As CNBC’s Jim Cramer monitored bitcoin futures’ second day of trading on the Cboe, he made two of his fundamental beliefs about equity futures clear.
“First, let me say this. As long as it’s not against the law, I am supportive of anything that makes people money. Bitcoin has made people fortunes,” the “Mad Money” host said. “Second, I hate it when experts try to keep other people out of securities or instruments that make you money.”
One of Cramer’s biggest pet peeves is hearing hedge fund managers talk about how the stock market is too risky for them or for individual investors.
Cramer said he was so glad he didn’t listen to the people who told him for decades that stocks were too dangerous and too expensive.
Bitcoin is simply the latest outlet for this narrative, he added.
“Along comes bitcoin and its related cryptocurrencies, and while I’m concerned that they’re too disorganized, too dark, too dependent on software that then can be hacked, I don’t want to begrudge anyone from trying to profit from anything,” the “Mad Money” host said.
The introduction of bitcoin futures, which started with the Cboe on Sunday and will continue with the CME and the Nasdaq, could finally help normalize the digital currency’s volatile pattern, Cramer said.
Price discovery via futures may help firms get a handle on how much bitcoin should truly be worth, and having an “orderly market” in the largely unregulated entity will serve investors, he added.
But with bitcoin at risk of derailing gold’s stability, Cramer advised that prospective buyers keep a watchful and cautious eye on the cryptocurrency.

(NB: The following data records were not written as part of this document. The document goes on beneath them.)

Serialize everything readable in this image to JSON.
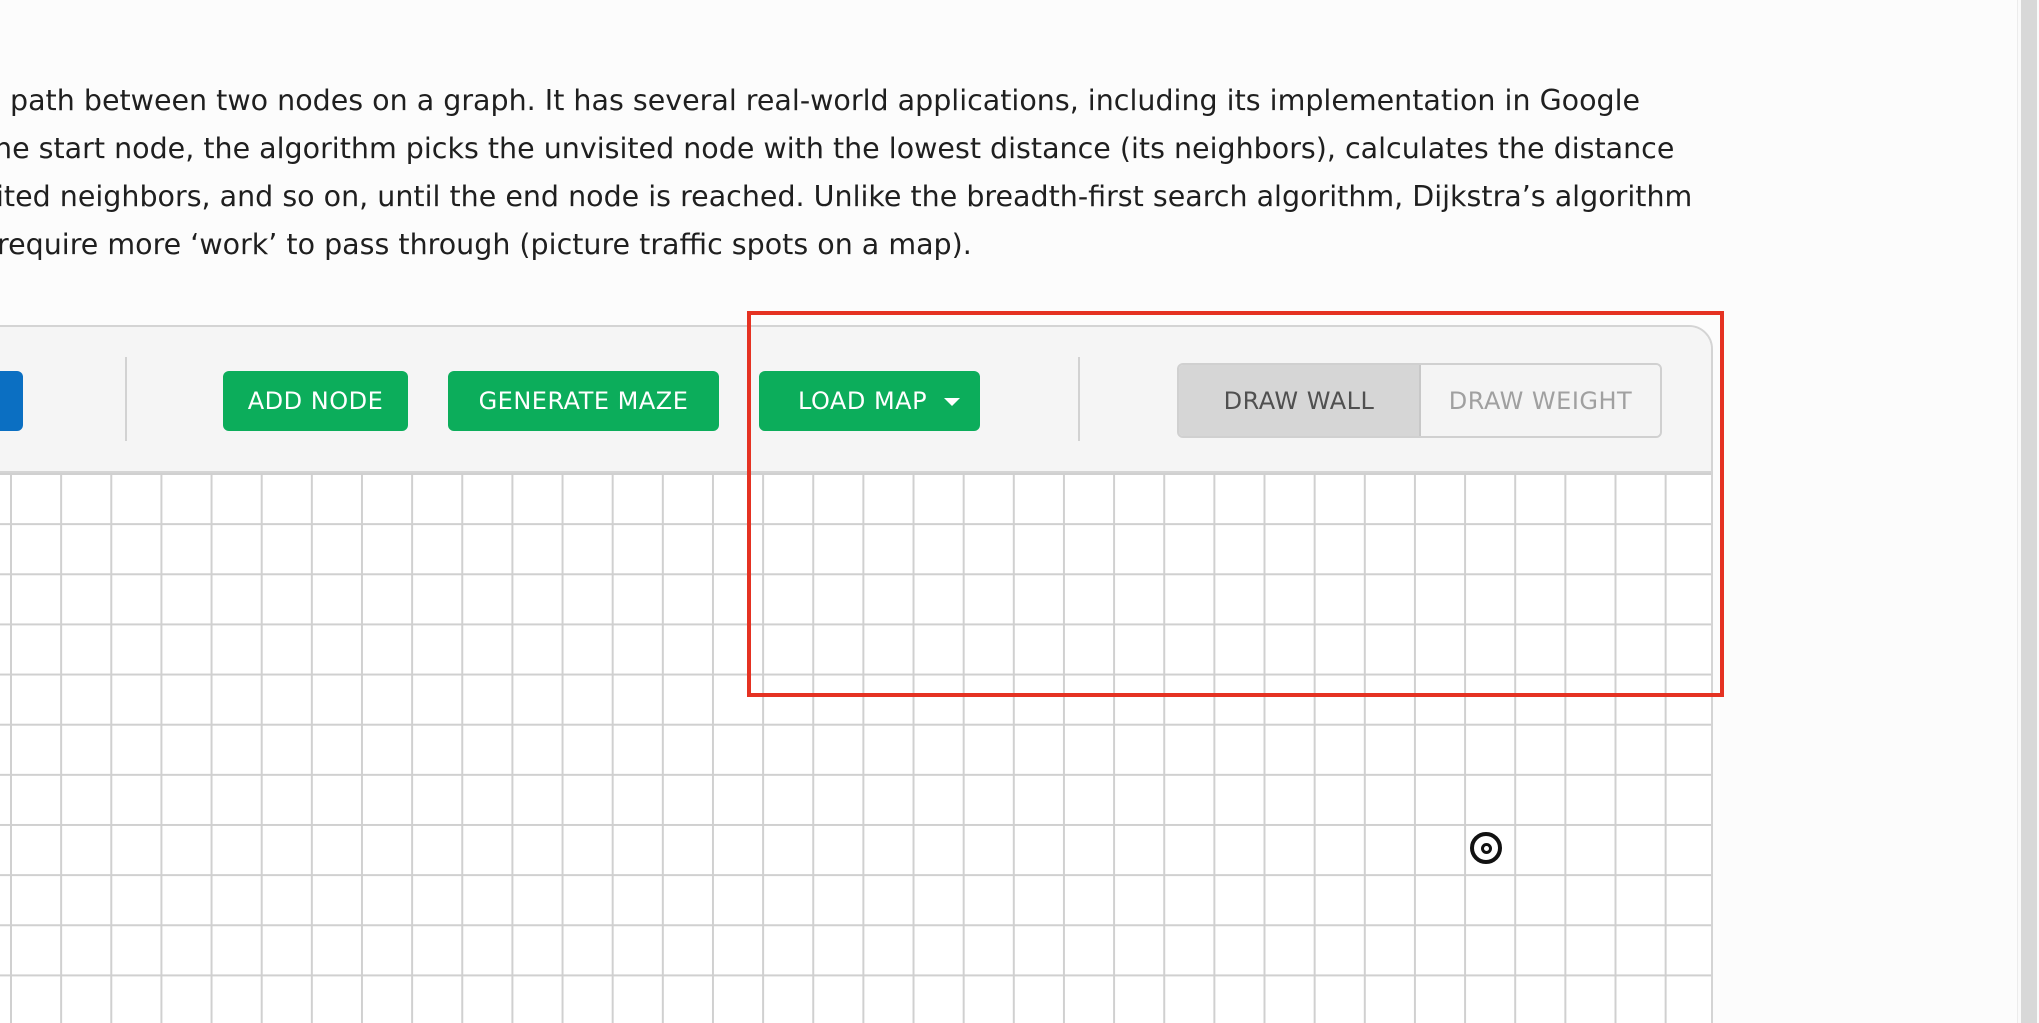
{
  "description": {
    "lines": [
      "path between two nodes on a graph. It has several real-world applications, including its implementation in Google",
      "he start node, the algorithm picks the unvisited node with the lowest distance (its neighbors), calculates the distance",
      "ited neighbors, and so on, until the end node is reached. Unlike the breadth-first search algorithm, Dijkstra’s algorithm",
      "require more ‘work’ to pass through (picture traffic spots on a map)."
    ]
  },
  "toolbar": {
    "run_label": "",
    "add_node_label": "ADD NODE",
    "generate_maze_label": "GENERATE MAZE",
    "load_map_label": "LOAD MAP",
    "draw_wall_label": "DRAW WALL",
    "draw_weight_label": "DRAW WEIGHT",
    "active_draw_mode": "DRAW WALL"
  },
  "grid": {
    "target_node_icon": "target-icon"
  },
  "colors": {
    "primary_green": "#0cad5b",
    "run_blue": "#0b6fc2",
    "highlight_red": "#e53222",
    "grid_line": "#d0d0d0"
  },
  "icons": {
    "load_map_caret": "caret-down-icon",
    "end_node": "target-icon"
  }
}
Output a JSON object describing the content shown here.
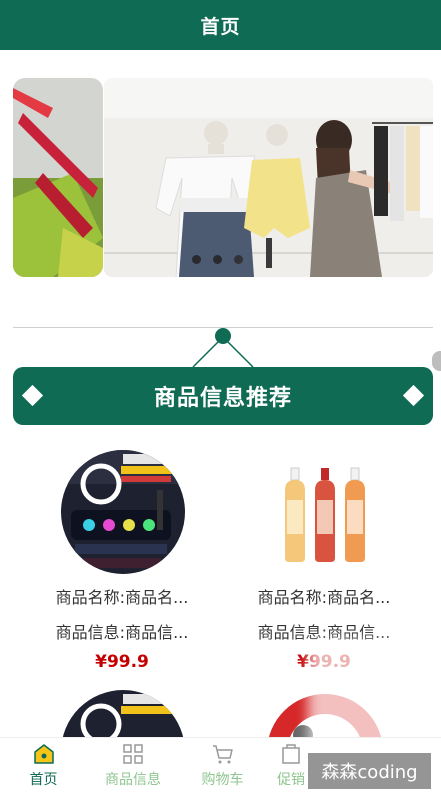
{
  "header": {
    "title": "首页"
  },
  "carousel": {
    "slides": [
      "left-slide",
      "main-slide"
    ],
    "dots": 3,
    "active_dot": 2
  },
  "section": {
    "title": "商品信息推荐"
  },
  "products": [
    {
      "name": "商品名称:商品名...",
      "info": "商品信息:商品信...",
      "price": "¥99.9"
    },
    {
      "name": "商品名称:商品名...",
      "info": "商品信息:商品信...",
      "price": "¥99.9"
    },
    {
      "name": "",
      "info": "",
      "price": ""
    },
    {
      "name": "",
      "info": "",
      "price": ""
    }
  ],
  "tabbar": {
    "items": [
      {
        "label": "首页",
        "icon": "home-icon"
      },
      {
        "label": "商品信息",
        "icon": "grid-icon"
      },
      {
        "label": "购物车",
        "icon": "cart-icon"
      },
      {
        "label": "促销",
        "icon": "promo-icon"
      }
    ]
  },
  "watermark": "森森coding",
  "colors": {
    "primary": "#0f6b54",
    "price": "#c40000",
    "tab_inactive": "#8fc58f"
  }
}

“So far, I’m encouraged by the discipline that the new bitcoin futures seem to be injecting, although I’d like to see a lot more discipline,” Cramer said. “Look, I never want to stand in the way of anyone making money as long as they know the risk. So if you want to put your money in bitcoin, please, ask yourself, do you know the risk? And if you do, be my guest. I’m not stopping you. If not, though, maybe you should be on the sidelines, because my first rule [is] do no harm.”